In Beldaur, women from multiple Self-Help Groups in Sukhaybasa village claimed they were denied benefits after refusing to pay a “nazarana” (offering or bribe) of 1,000 rupees per member to a Jeevika employee.
Prevent the misuse of “money of the taxpayers” and protect the “sacrosanct fundamental right of fair election
The petitioner, states that he has no “personal interest” in the case and is acting in the public interest to prevent the misuse of “money of the taxpayers” and protect the “sacrosanct fundamental right of fair election”.
The PIL prayed High Court to issue several directions:
- Stop further payments: an order directing the State of Bihar, the RDD, and JEEVIKA to “immediately cease and desist” from all further fund disbursements under the MMRY scheme until the election process is concluded.
- Enforce the MCC: a direction for the Election Commission of India (ECI) to take “prompt, decisive, and mandatory action” against the state for the “egregious breach” of the Model Code of Conduct.
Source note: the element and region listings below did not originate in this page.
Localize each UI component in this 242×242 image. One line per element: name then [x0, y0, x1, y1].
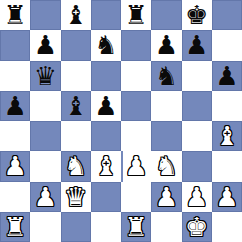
square-c3[interactable]: ♞ [61, 151, 91, 181]
square-d1[interactable] [91, 212, 121, 242]
piece-white-rook[interactable]: ♜ [3, 212, 26, 242]
square-f4[interactable] [151, 121, 181, 151]
square-h8[interactable] [212, 0, 242, 30]
square-d6[interactable] [91, 61, 121, 91]
square-b1[interactable] [30, 212, 60, 242]
square-h5[interactable] [212, 91, 242, 121]
square-b8[interactable] [30, 0, 60, 30]
square-b2[interactable]: ♟ [30, 182, 60, 212]
piece-black-pawn[interactable]: ♟ [155, 30, 178, 60]
square-f7[interactable]: ♟ [151, 30, 181, 60]
square-g6[interactable] [182, 61, 212, 91]
square-d2[interactable] [91, 182, 121, 212]
square-a8[interactable]: ♜ [0, 0, 30, 30]
square-g2[interactable]: ♟ [182, 182, 212, 212]
piece-white-pawn[interactable]: ♟ [215, 182, 238, 212]
square-c7[interactable] [61, 30, 91, 60]
square-f6[interactable]: ♞ [151, 61, 181, 91]
piece-black-pawn[interactable]: ♟ [3, 91, 26, 121]
square-e3[interactable]: ♟ [121, 151, 151, 181]
square-c5[interactable]: ♝ [61, 91, 91, 121]
piece-black-rook[interactable]: ♜ [3, 0, 26, 30]
piece-white-king[interactable]: ♚ [185, 212, 208, 242]
square-h7[interactable] [212, 30, 242, 60]
piece-white-bishop[interactable]: ♝ [94, 151, 117, 181]
square-a1[interactable]: ♜ [0, 212, 30, 242]
piece-white-pawn[interactable]: ♟ [124, 151, 147, 181]
square-f2[interactable]: ♟ [151, 182, 181, 212]
piece-black-pawn[interactable]: ♟ [215, 61, 238, 91]
piece-black-pawn[interactable]: ♟ [185, 30, 208, 60]
piece-white-knight[interactable]: ♞ [64, 151, 87, 181]
square-a5[interactable]: ♟ [0, 91, 30, 121]
square-f8[interactable] [151, 0, 181, 30]
square-b5[interactable] [30, 91, 60, 121]
square-g7[interactable]: ♟ [182, 30, 212, 60]
square-h1[interactable] [212, 212, 242, 242]
piece-white-queen[interactable]: ♛ [64, 182, 87, 212]
square-a2[interactable] [0, 182, 30, 212]
piece-white-bishop[interactable]: ♝ [215, 121, 238, 151]
square-h4[interactable]: ♝ [212, 121, 242, 151]
square-c4[interactable] [61, 121, 91, 151]
square-g8[interactable]: ♚ [182, 0, 212, 30]
square-e8[interactable]: ♜ [121, 0, 151, 30]
square-e4[interactable] [121, 121, 151, 151]
square-f1[interactable] [151, 212, 181, 242]
square-f3[interactable]: ♞ [151, 151, 181, 181]
piece-white-pawn[interactable]: ♟ [185, 182, 208, 212]
square-a6[interactable] [0, 61, 30, 91]
piece-black-rook[interactable]: ♜ [124, 0, 147, 30]
square-c1[interactable] [61, 212, 91, 242]
square-h2[interactable]: ♟ [212, 182, 242, 212]
square-b4[interactable] [30, 121, 60, 151]
chess-board: ♜♝♜♚♟♞♟♟♛♞♟♟♝♟♝♟♞♝♟♞♟♛♟♟♟♜♜♚ [0, 0, 242, 242]
piece-black-pawn[interactable]: ♟ [34, 30, 57, 60]
square-a4[interactable] [0, 121, 30, 151]
piece-black-knight[interactable]: ♞ [94, 30, 117, 60]
piece-white-pawn[interactable]: ♟ [155, 182, 178, 212]
square-a3[interactable]: ♟ [0, 151, 30, 181]
square-h3[interactable] [212, 151, 242, 181]
square-e2[interactable] [121, 182, 151, 212]
piece-black-bishop[interactable]: ♝ [64, 91, 87, 121]
square-e6[interactable] [121, 61, 151, 91]
square-e7[interactable] [121, 30, 151, 60]
piece-black-king[interactable]: ♚ [185, 0, 208, 30]
square-g5[interactable] [182, 91, 212, 121]
piece-white-rook[interactable]: ♜ [124, 212, 147, 242]
square-b3[interactable] [30, 151, 60, 181]
square-d7[interactable]: ♞ [91, 30, 121, 60]
piece-black-pawn[interactable]: ♟ [94, 91, 117, 121]
square-d3[interactable]: ♝ [91, 151, 121, 181]
square-c8[interactable]: ♝ [61, 0, 91, 30]
square-g1[interactable]: ♚ [182, 212, 212, 242]
piece-white-knight[interactable]: ♞ [155, 151, 178, 181]
square-h6[interactable]: ♟ [212, 61, 242, 91]
square-d4[interactable] [91, 121, 121, 151]
square-b7[interactable]: ♟ [30, 30, 60, 60]
square-e1[interactable]: ♜ [121, 212, 151, 242]
piece-black-queen[interactable]: ♛ [34, 61, 57, 91]
square-f5[interactable] [151, 91, 181, 121]
square-d5[interactable]: ♟ [91, 91, 121, 121]
piece-black-bishop[interactable]: ♝ [64, 0, 87, 30]
square-e5[interactable] [121, 91, 151, 121]
square-c2[interactable]: ♛ [61, 182, 91, 212]
square-d8[interactable] [91, 0, 121, 30]
piece-white-pawn[interactable]: ♟ [34, 182, 57, 212]
square-c6[interactable] [61, 61, 91, 91]
piece-white-pawn[interactable]: ♟ [3, 151, 26, 181]
square-g3[interactable] [182, 151, 212, 181]
square-a7[interactable] [0, 30, 30, 60]
square-g4[interactable] [182, 121, 212, 151]
square-b6[interactable]: ♛ [30, 61, 60, 91]
piece-black-knight[interactable]: ♞ [155, 61, 178, 91]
The PIL also notes the ECI’s alleged “failure to act” on a formal complaint filed by RJD Leader Shri Manoj Jha on October 31, 2025.
- Investigate corruption: an order to constitute an “Independent Fact-Finding Committee” to inquire into the scheme’s verification process, the delegation of authority to CMs, and the “widespread allegations of illegal demands, corruption, and bribery”.
- Demand records: a direction for the state to file a “detailed Compliance Affidavit” providing all original administrative records, including a complete list of beneficiaries sanctioned before the MCC was enforced (October 6, 2025) and a separate list of all beneficiaries who received payments after that date.